Similarly John's Gospel calls us children of God (John 1:12). And Paul explained how the Holy Spirit gives us this assurance of sonship (Romans 8:14; 9:26; Galatians 3:26) and the Church is a family or household (Galatians 6:10; Ephesians 2:19). In these verses the term "sons of God" obviously includes the daughters of the family, since women as well as men were baptized (Acts 5:14; 8:12; 16:15) and enrolled as disciples (6:1-2, 7; 9:1, 10, 19, 25, 26) or Christians (11:26). This is why in the book of Acts the term "brothers" (9:17, 30; 11:1, 29; 12:17; 22:13) is properly translated "brothers and sisters."
Matthew has included these words of Jesus to make a sharp contrast between Jesus' natural family and Christians as children of God, and therefore brothers and sisters in this new Messianic family.
12:46-47 Jesus' mother has been mentioned in the first two chapters (1:18-20; 2:11-14), and Matthew will refer to Mary and Jesus' brothers and sisters in the family home in Capernaum (13:55-56; as in Mark 6:3; see note on Capernaum in 4:13).

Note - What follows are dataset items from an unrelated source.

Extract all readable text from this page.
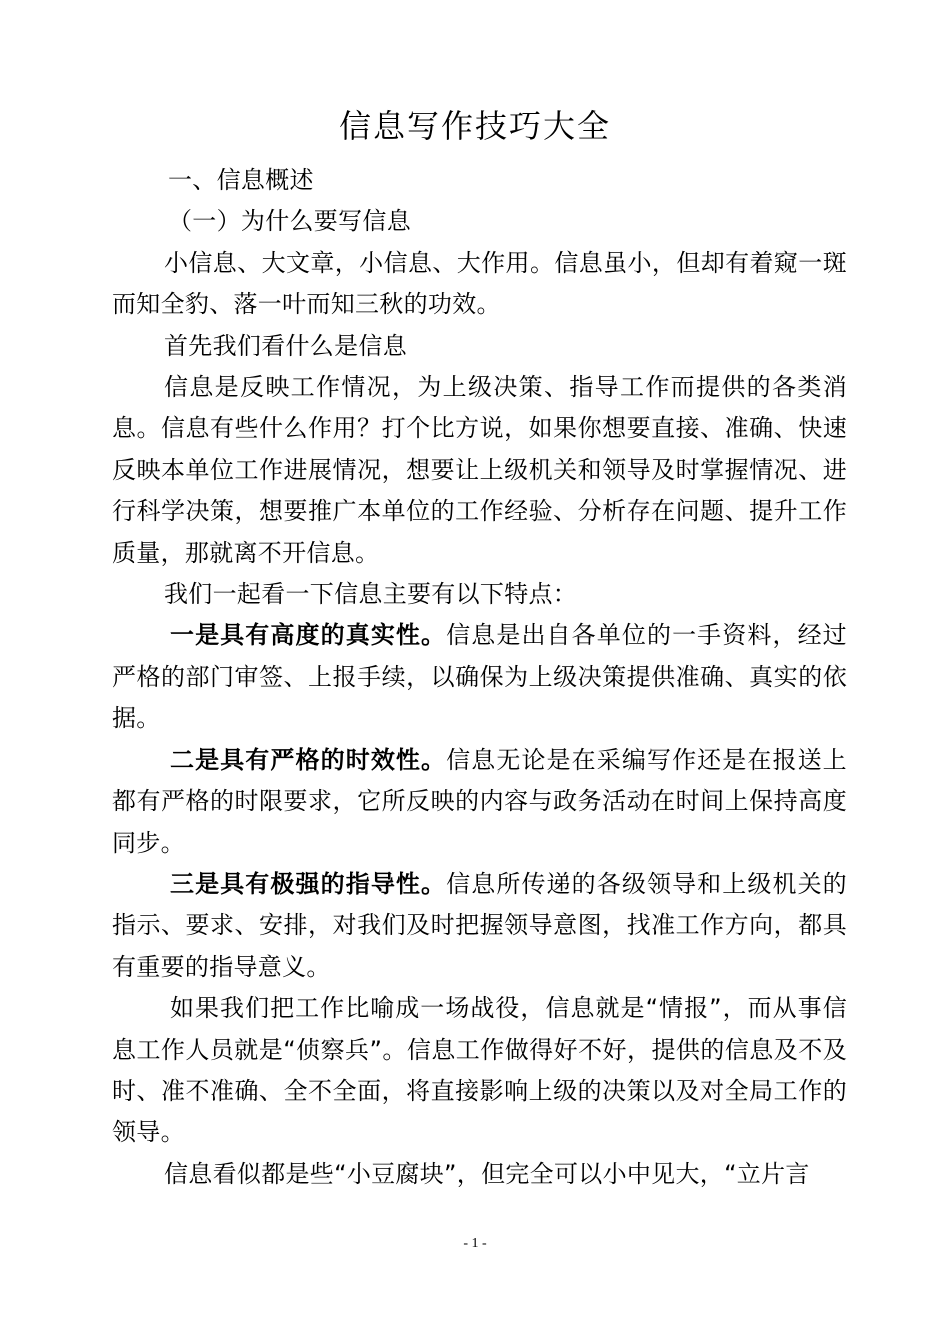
信息写作技巧大全

一、信息概述

（一）为什么要写信息

小信息、大文章，小信息、大作用。信息虽小，但却有着窥一斑而知全豹、落一叶而知三秋的功效。

首先我们看什么是信息

信息是反映工作情况，为上级决策、指导工作而提供的各类消息。信息有些什么作用？打个比方说，如果你想要直接、准确、快速反映本单位工作进展情况，想要让上级机关和领导及时掌握情况、进行科学决策，想要推广本单位的工作经验、分析存在问题、提升工作质量，那就离不开信息。

我们一起看一下信息主要有以下特点：

一是具有高度的真实性。信息是出自各单位的一手资料，经过严格的部门审签、上报手续，以确保为上级决策提供准确、真实的依据。

二是具有严格的时效性。信息无论是在采编写作还是在报送上都有严格的时限要求，它所反映的内容与政务活动在时间上保持高度同步。

三是具有极强的指导性。信息所传递的各级领导和上级机关的指示、要求、安排，对我们及时把握领导意图，找准工作方向，都具有重要的指导意义。

如果我们把工作比喻成一场战役，信息就是“情报”，而从事信息工作人员就是“侦察兵”。信息工作做得好不好，提供的信息及不及时、准不准确、全不全面，将直接影响上级的决策以及对全局工作的领导。

信息看似都是些“小豆腐块”，但完全可以小中见大，“立片言

- 1 -
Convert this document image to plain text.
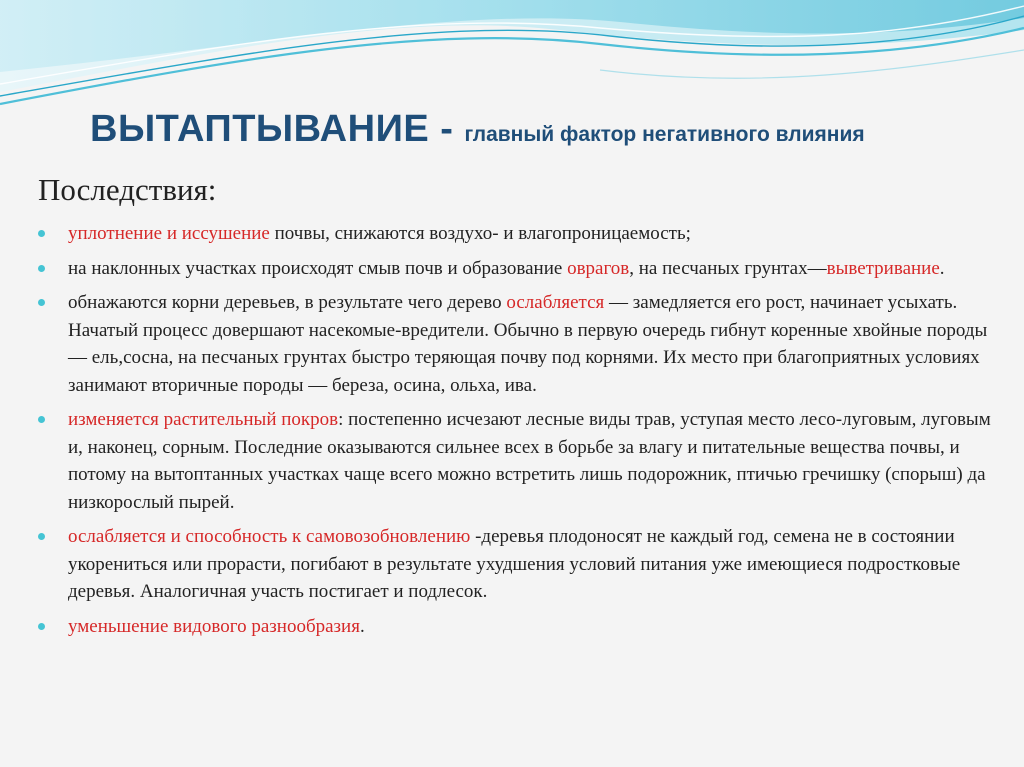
ВЫТАПТЫВАНИЕ - главный фактор негативного влияния
Последствия:
уплотнение и иссушение почвы, снижаются воздухо- и влагопроницаемость;
на наклонных участках происходят смыв почв и образование оврагов, на песчаных грунтах—выветривание.
обнажаются корни деревьев, в результате чего дерево ослабляется — замедляется его рост, начинает усыхать. Начатый процесс довершают насекомые-вредители. Обычно в первую очередь гибнут коренные хвойные породы — ель,сосна, на песчаных грунтах быстро теряющая почву под корнями. Их место при благоприятных условиях занимают вторичные породы — береза, осина, ольха, ива.
изменяется растительный покров: постепенно исчезают лесные виды трав, уступая место лесо-луговым, луговым и, наконец, сорным. Последние оказываются сильнее всех в борьбе за влагу и питательные вещества почвы, и потому на вытоптанных участках чаще всего можно встретить лишь подорожник, птичью гречишку (спорыш) да низкорослый пырей.
ослабляется и способность к самовозобновлению -деревья плодоносят не каждый год, семена не в состоянии укорениться или прорасти, погибают в результате ухудшения условий питания уже имеющиеся подростковые деревья. Аналогичная участь постигает и подлесок.
уменьшение видового разнообразия.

12:48-49 This is the first reference to the Messianic kingdom as a family. Matthew uses it to show how the vision of the Church as a loving family had already been given by Jesus to his disciples.
12:50 By comparing the previous verse it seems that doing the will of the Father is equivalent to being a disciple of Jesus. A disciple is someone learning with a teacher, and the children of God are those who are learning with Jesus (or after Pentecost with the Holy Spirit as teacher). Eventually the Son intends to perfect his disciples in love (see comment on 5:48) but when we begin our learning we bumble and make many mistakes. It is therefore wrong to twist these words into a form of legalism which requires a level of performance to be acceptable in the family of God.